From the perspective of products and technologies, the structure and application technology of industrial robots have not changed much since the 1970s. Most industrial robots are used to complete repetitive, simple, boring and even dangerous work. At present, industrial robots are mainly used in large-scale production with production capacity and output demand, such as automobile, electronics, food and beverage and other industries. Due to the obvious scale effect of the automobile industry, the automobile industry has always been the most widely used industry for industrial robots. Since last year, the electronics industry has become the largest user of industrial robots due to the increase of demand in the Chinese market. At the same time, robots are also used in traditional industries such as food and beverage, metal products and plastic products.

In terms of application, the logistics and retail industry will become a new application field of robots in the future due to the high demand for human resources and the rapid development of industrial scale. Sorting work required by both the warehouse and the logistics industry; Whether it is loading, replenishment or retail shelf management, it is suitable for robot application scenarios. Therefore, the logistics and retail industry will be the next emerging industry, and also the beginning of the penetration of robots from industry to service industry.

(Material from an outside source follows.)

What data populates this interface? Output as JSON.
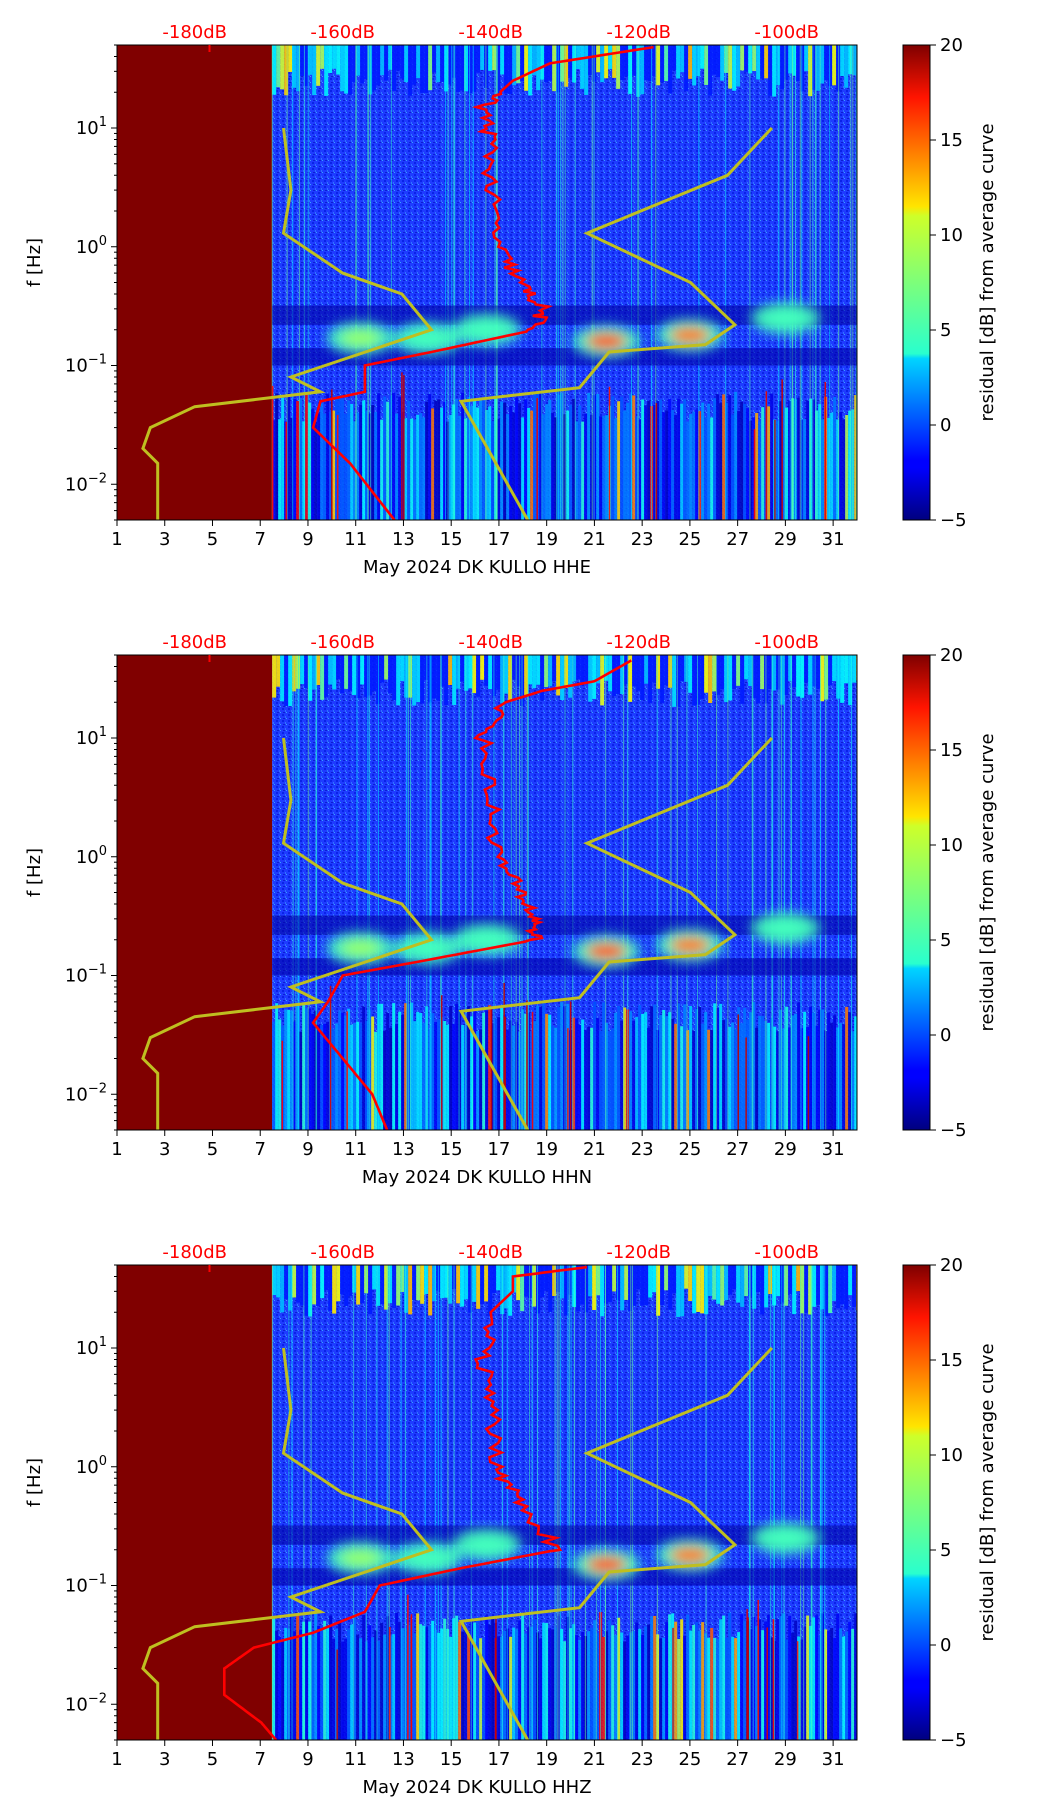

Due to aging and rising labor costs, in Europe, the demand for robots has gradually penetrated from large factories to small and medium-sized factories and even small workshops. For small and medium-sized enterprises, the production is characterized by small batches and multiple varieties, and the production process is constantly switched. Using traditional industrial robots will consume too much switching time. Therefore, small and medium-sized enterprises need small and flexible products, and the ease of use of robots is the key.

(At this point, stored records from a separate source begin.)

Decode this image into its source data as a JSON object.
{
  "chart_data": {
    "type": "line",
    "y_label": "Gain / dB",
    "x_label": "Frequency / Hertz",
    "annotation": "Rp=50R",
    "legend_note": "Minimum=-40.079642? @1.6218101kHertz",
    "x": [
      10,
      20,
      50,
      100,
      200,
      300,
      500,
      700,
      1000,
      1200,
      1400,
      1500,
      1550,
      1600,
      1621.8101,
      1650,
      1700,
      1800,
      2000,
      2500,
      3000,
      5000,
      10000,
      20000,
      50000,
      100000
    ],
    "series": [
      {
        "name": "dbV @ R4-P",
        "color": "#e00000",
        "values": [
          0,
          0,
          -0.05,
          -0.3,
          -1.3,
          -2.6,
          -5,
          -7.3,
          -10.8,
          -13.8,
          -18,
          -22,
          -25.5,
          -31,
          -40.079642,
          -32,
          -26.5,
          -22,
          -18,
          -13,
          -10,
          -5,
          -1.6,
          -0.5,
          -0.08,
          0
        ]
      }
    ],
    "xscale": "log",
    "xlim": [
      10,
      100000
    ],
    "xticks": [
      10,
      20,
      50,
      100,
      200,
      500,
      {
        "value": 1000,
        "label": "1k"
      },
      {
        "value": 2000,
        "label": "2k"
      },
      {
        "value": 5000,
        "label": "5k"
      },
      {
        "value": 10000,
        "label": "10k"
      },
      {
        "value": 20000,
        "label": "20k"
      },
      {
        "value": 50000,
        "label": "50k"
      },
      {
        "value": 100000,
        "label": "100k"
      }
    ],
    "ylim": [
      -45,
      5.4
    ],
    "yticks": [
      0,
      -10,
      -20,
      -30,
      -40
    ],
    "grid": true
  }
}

If compared with the development of the computer industry, industrial robots are still at the stage of "supercomputers", and the era of "personal computers" for robots has not yet arrived. Looking back at the history of computer from invention to popularization, it is found that the price reduction, the volume reduction, the application is easy to operate and the user-friendly graphical interface are the three important factors that ultimately make the computer enter thousands of households from the laboratory. Similarly, cost, human-machine cooperation safety and ease of use are the limiting factors for robots to penetrate from industry to other fields. In the process of the penetration of robots from industry to consumption, human-computer interaction is one of the factors restricting the development of robots. Whether in industry or other scenarios, how can machines better interact with people? How to better assist people to complete the work in the work and production process? Artificial intelligence brings the possibility to solve these problems. In terms of the reliability of human-computer interaction, there is still a breakthrough to be made in technology. In terms of industrial robots, robots in factories now can execute instructions exactly without making mistakes, because engineering design, installation and commissioning need to operate on the production line through instructions. The ideal situation in the future is that robots can interact with people in a more natural way like apprentices, and can change from apprentices to mature workers under the guidance of people.